Education

  • Harvard

    Harvard
    Harvard was established in 1636, and started the beginning of higher education in America. Also began very religious based but soon became more diverse.
  • Old Deluder Satan Act

    Old Deluder Satan Act
    A 1647 law that required colonial towns of at least fifty households to provide education for youth. This law ensured that a greater number of kids were receiving some kind of education.
  • Common Elementary Schools

    Common Elementary Schools
    Horace Mann established the common elementary school. This begins the movement of formalizing education, as well as making it the same throughout all areas. Is a leading action torwards today’s elementary education process.
  • Public Schools

    Public school systems founded from elementary education to grad school. All states have officially formalized education from beginning to end, creating a surge in teaching positions as well as intelligence throughout America. Also takes away from all the privatization.
  • Secondary Schools.

    The creation of these intermediate and secondary schools not only help with the public school system, but also help to continue basic education for children.
  • Graduation Required

    Normal schools start requiring high school graduation for entrance. Causes the teaching profession to become more respected and realistic. When the states backing them, the public school system really starts to take off.
  • Meyer v. Nebraska

    The Supreme Court rules in Meyer v. Nebraska that banning foreign-language instruction is unconstitutional. This allowed students to begin learning another language that could possibly help them acquire jobs.
  • Oregon Law

    The U.S. Supreme Court rules unconstitutional an Oregon law requiring all children to attend public schools. This allowed for parents to put their children either in private schools where a better education was sometimes found, or allowed them to pull their children out of school and homeschool them.
  • Butler Act

    The Butler Act prevents teachers in Tennessee to teach the biblical account of man's origin. This changed the curriculum for many schools and teachers, and became a problem for those who disagreed with the act.
  • Educational Equality League

    African Americans in Philadelphia found the Educational Equality League to seek desegregation of public schools, the hiring of African American teachers, and the appointment of an African American to the school board. This was a big step for African Americans in Philadelphia.
  • Murray v. Maryland

    On March 16, the U.S. Supreme Court in Murray v. Maryland orders the University of Maryland Law School either to admit an African American student or to create a segregated law school for him alone.
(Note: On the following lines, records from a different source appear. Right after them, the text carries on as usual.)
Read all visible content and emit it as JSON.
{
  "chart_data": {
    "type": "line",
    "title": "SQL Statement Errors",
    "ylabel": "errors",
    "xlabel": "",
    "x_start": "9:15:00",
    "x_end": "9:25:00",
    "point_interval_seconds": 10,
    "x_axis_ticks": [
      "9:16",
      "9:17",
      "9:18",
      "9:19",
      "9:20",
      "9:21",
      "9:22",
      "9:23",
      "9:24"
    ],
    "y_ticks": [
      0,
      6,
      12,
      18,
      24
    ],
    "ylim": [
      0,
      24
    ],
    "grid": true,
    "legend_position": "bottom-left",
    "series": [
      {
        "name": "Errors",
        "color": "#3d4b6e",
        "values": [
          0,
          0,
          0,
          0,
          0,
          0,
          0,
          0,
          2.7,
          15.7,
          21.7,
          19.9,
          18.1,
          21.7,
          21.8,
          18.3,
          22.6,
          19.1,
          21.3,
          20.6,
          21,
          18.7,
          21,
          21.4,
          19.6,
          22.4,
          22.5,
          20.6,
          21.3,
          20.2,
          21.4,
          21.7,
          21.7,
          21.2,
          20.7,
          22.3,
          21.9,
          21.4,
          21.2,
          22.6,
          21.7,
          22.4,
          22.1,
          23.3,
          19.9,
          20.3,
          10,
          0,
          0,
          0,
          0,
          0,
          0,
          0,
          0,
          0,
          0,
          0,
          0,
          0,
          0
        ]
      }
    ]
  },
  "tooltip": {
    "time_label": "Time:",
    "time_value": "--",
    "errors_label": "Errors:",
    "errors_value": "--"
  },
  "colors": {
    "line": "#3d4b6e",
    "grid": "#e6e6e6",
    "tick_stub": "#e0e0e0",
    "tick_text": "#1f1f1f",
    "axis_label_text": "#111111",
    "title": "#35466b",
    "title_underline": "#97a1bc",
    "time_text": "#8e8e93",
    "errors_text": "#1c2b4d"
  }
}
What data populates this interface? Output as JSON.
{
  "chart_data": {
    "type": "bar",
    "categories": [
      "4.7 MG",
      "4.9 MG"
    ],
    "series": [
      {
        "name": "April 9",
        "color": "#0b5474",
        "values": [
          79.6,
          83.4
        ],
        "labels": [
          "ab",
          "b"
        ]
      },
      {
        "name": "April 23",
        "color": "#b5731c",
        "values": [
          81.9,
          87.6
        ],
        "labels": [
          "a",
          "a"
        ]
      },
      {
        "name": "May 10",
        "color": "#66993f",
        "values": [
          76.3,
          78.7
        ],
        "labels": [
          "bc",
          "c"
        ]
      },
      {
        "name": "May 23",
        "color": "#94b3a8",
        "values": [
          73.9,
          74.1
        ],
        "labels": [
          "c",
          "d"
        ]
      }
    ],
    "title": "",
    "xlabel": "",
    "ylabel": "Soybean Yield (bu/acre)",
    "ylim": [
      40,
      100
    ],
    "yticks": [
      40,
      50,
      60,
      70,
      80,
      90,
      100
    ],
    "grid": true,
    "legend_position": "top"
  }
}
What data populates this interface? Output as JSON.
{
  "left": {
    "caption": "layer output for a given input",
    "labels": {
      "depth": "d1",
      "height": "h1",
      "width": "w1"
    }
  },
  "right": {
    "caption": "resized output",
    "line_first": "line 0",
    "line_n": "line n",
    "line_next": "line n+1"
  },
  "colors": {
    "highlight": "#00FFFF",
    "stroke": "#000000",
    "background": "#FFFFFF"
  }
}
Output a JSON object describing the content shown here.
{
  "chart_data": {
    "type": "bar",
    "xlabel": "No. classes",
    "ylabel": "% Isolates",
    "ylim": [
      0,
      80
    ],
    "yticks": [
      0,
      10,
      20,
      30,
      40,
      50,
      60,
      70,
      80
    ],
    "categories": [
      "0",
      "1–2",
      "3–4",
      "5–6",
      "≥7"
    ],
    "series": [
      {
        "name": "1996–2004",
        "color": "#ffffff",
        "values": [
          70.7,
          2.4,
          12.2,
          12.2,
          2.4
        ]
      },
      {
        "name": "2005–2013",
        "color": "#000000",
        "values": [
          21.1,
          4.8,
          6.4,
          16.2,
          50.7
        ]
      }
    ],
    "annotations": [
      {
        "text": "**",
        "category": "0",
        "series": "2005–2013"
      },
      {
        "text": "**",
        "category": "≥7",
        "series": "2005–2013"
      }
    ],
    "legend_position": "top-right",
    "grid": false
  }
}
The student was admitted to the law school, which again, was a big step for African Americans.
  • Analysis of Teaching

    The focus of school analysis started shifting from what should occur in the classroom to what was actually going on. This change lead to the creation of observational scales for assessment, which lead to greater changes in the educational process itself.
  • State Colleges

    Around 1950, many schools began changing from "state teacher colleges" to "state colleges." The change in name was accompanied by a wider scope of programs, not just education, and the development into multipurpose institutions.
  • Brown v. Board of Education

    The decision of this court case states that separate schools are not equal. This result led to a greater development in school integration and size. African Americans and other racial groups started receiving the same, equal education as white people.
  • Congress

    Congress passed, for the first time ever in the 20th century, and aid-to-education bill which helped jump-start many schools.
  • Civil Rights

    Throughout the entire span of the 1960s, more African American children and students of different ethnicities were being allowed entry into primarily white schools, which showed a development of both education and society.
  • Title I

    Through Title I, nine million children who lived in low-income households received aid for education. This tried to bring an equal amount of educational opportunity to even the poorest of Americans.